Nusrat Ghani has left the role of construction minister following a reshuffle.

The 51-year-old MP for Wealden has been named as minister for Europe at the Foreign, Commonwealth and Development Office.

The appointment ends a 16-month spell in charge of construction, a brief she was appointed to within weeks of Rishi Sunak becoming prime minister in 2022.

Her latest move raises the prospect of a 25th incumbent of the key building sector oversight role this century, going back to Nick Raynsford under Tony Blair.

Just hours before her departure was announced, Ghani conceded at an industry event that the revolving door in Whitehall “isn’t helpful”.

“We’ve talked about having consistent regulation and legislation, particularly for the pipeline of work,” she said on Tuesday morning (26 March).

“The challenge within government… it has been pretty tricky at the top, which means that policies can change when ministers change, which isn’t helpful at all for protecting the confidence to invest in the long-term.”

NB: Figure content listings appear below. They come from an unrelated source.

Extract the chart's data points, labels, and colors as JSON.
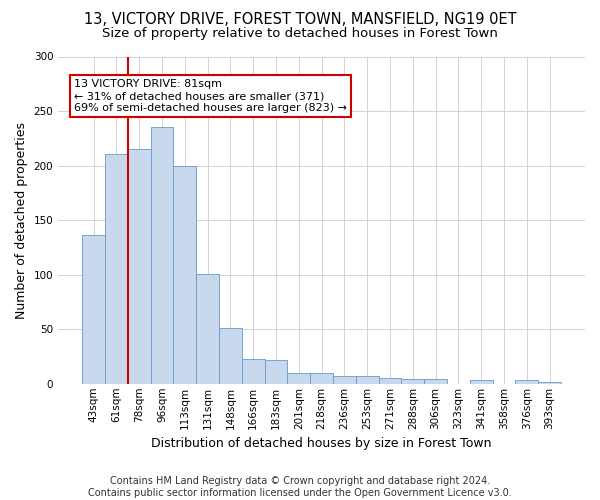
{
  "title": "13, VICTORY DRIVE, FOREST TOWN, MANSFIELD, NG19 0ET",
  "subtitle": "Size of property relative to detached houses in Forest Town",
  "xlabel": "Distribution of detached houses by size in Forest Town",
  "ylabel": "Number of detached properties",
  "footer_line1": "Contains HM Land Registry data © Crown copyright and database right 2024.",
  "footer_line2": "Contains public sector information licensed under the Open Government Licence v3.0.",
  "annotation_line1": "13 VICTORY DRIVE: 81sqm",
  "annotation_line2": "← 31% of detached houses are smaller (371)",
  "annotation_line3": "69% of semi-detached houses are larger (823) →",
  "categories": [
    "43sqm",
    "61sqm",
    "78sqm",
    "96sqm",
    "113sqm",
    "131sqm",
    "148sqm",
    "166sqm",
    "183sqm",
    "201sqm",
    "218sqm",
    "236sqm",
    "253sqm",
    "271sqm",
    "288sqm",
    "306sqm",
    "323sqm",
    "341sqm",
    "358sqm",
    "376sqm",
    "393sqm"
  ],
  "values": [
    136,
    211,
    215,
    235,
    200,
    101,
    51,
    23,
    22,
    10,
    10,
    7,
    7,
    5,
    4,
    4,
    0,
    3,
    0,
    3,
    2
  ],
  "bar_color": "#c8d9ed",
  "bar_edge_color": "#6699cc",
  "vline_color": "#cc0000",
  "vline_bar_index": 2,
  "ylim": [
    0,
    300
  ],
  "yticks": [
    0,
    50,
    100,
    150,
    200,
    250,
    300
  ],
  "background_color": "#ffffff",
  "grid_color": "#cccccc",
  "annotation_box_color": "#ffffff",
  "annotation_box_edge": "#cc0000",
  "title_fontsize": 10.5,
  "subtitle_fontsize": 9.5,
  "ylabel_fontsize": 9,
  "xlabel_fontsize": 9,
  "tick_fontsize": 7.5,
  "annotation_fontsize": 8,
  "footer_fontsize": 7
}
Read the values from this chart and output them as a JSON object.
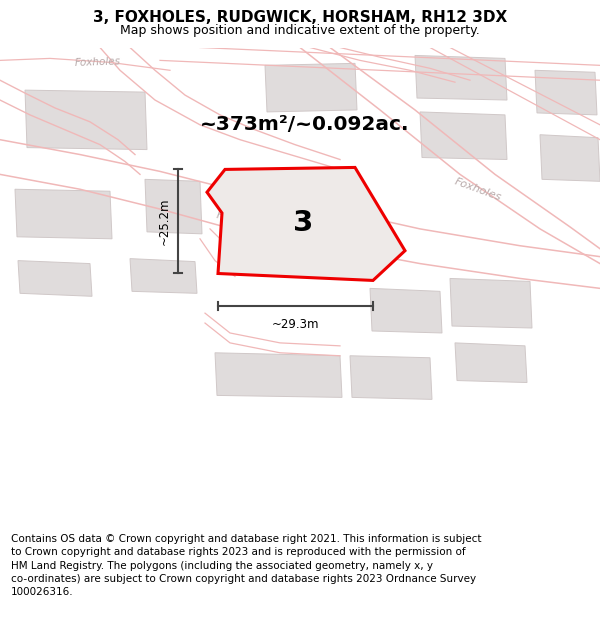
{
  "title": "3, FOXHOLES, RUDGWICK, HORSHAM, RH12 3DX",
  "subtitle": "Map shows position and indicative extent of the property.",
  "area_text": "~373m²/~0.092ac.",
  "number_label": "3",
  "dim_horiz": "~29.3m",
  "dim_vert": "~25.2m",
  "road_label_diag": "Foxholes",
  "road_label_right": "Foxholes",
  "road_label_topleft": "Foxholes",
  "footer": "Contains OS data © Crown copyright and database right 2021. This information is subject to Crown copyright and database rights 2023 and is reproduced with the permission of HM Land Registry. The polygons (including the associated geometry, namely x, y co-ordinates) are subject to Crown copyright and database rights 2023 Ordnance Survey 100026316.",
  "bg_color": "#f8f5f5",
  "road_color": "#f0b8b8",
  "building_fill": "#e0dcdc",
  "building_edge": "#d0c8c8",
  "highlight_fill": "#eeeae8",
  "highlight_edge": "#ee0000",
  "dim_line_color": "#444444",
  "title_fontsize": 11,
  "subtitle_fontsize": 9,
  "area_fontsize": 15,
  "number_fontsize": 20,
  "footer_fontsize": 7.5,
  "road_text_color": "#c0b0b0"
}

She added: “It is important, when it comes to politics, in the run-up to elections whether local or regional or national, [that] issues about construction do have a bearing, because people see what happens locally.”

Later she told industry representatives: “I hope in me you have had a champion.”

Ghani was also co-chair of the Construction Leadership Council (CLC), a body she had a chequered history with.

She wrote a foreword to a report published by the council last autumn that conspicuously failed to mention the study’s critical verdict on energy-efficiency efforts.

Meanwhile, her co-chair at the CLC, Mace chief executive Mark Reynolds, said last July the government had “lost its love for construction”.

Last March it emerged that Ghani had not met with Reynolds in her first four months in the role.

Kevin Hollinrake was handed a ministerial portfolio in the business department as Ghani left, but the government has not confirmed whether he will be responsible for construction.

Hollinrake was named in an email from a Kingspan employee that was read out at the Grenfell Inquiry in 2020, with the cladding company denying that the communication indicated an attempt to mislead MPs about fire risk.

Alasdair Reisner, chief executive of the Civil Engineering Contractors Association, said: “In recent years industry has significantly strengthened its relationships with government, with the construction minister acting as a key contact between Westminster and our sector.

“We anticipate that Nusrat Ghani MP’s successor will be announced shortly, and we look forward to working with them to continue work to drive policy for a better construction industry.”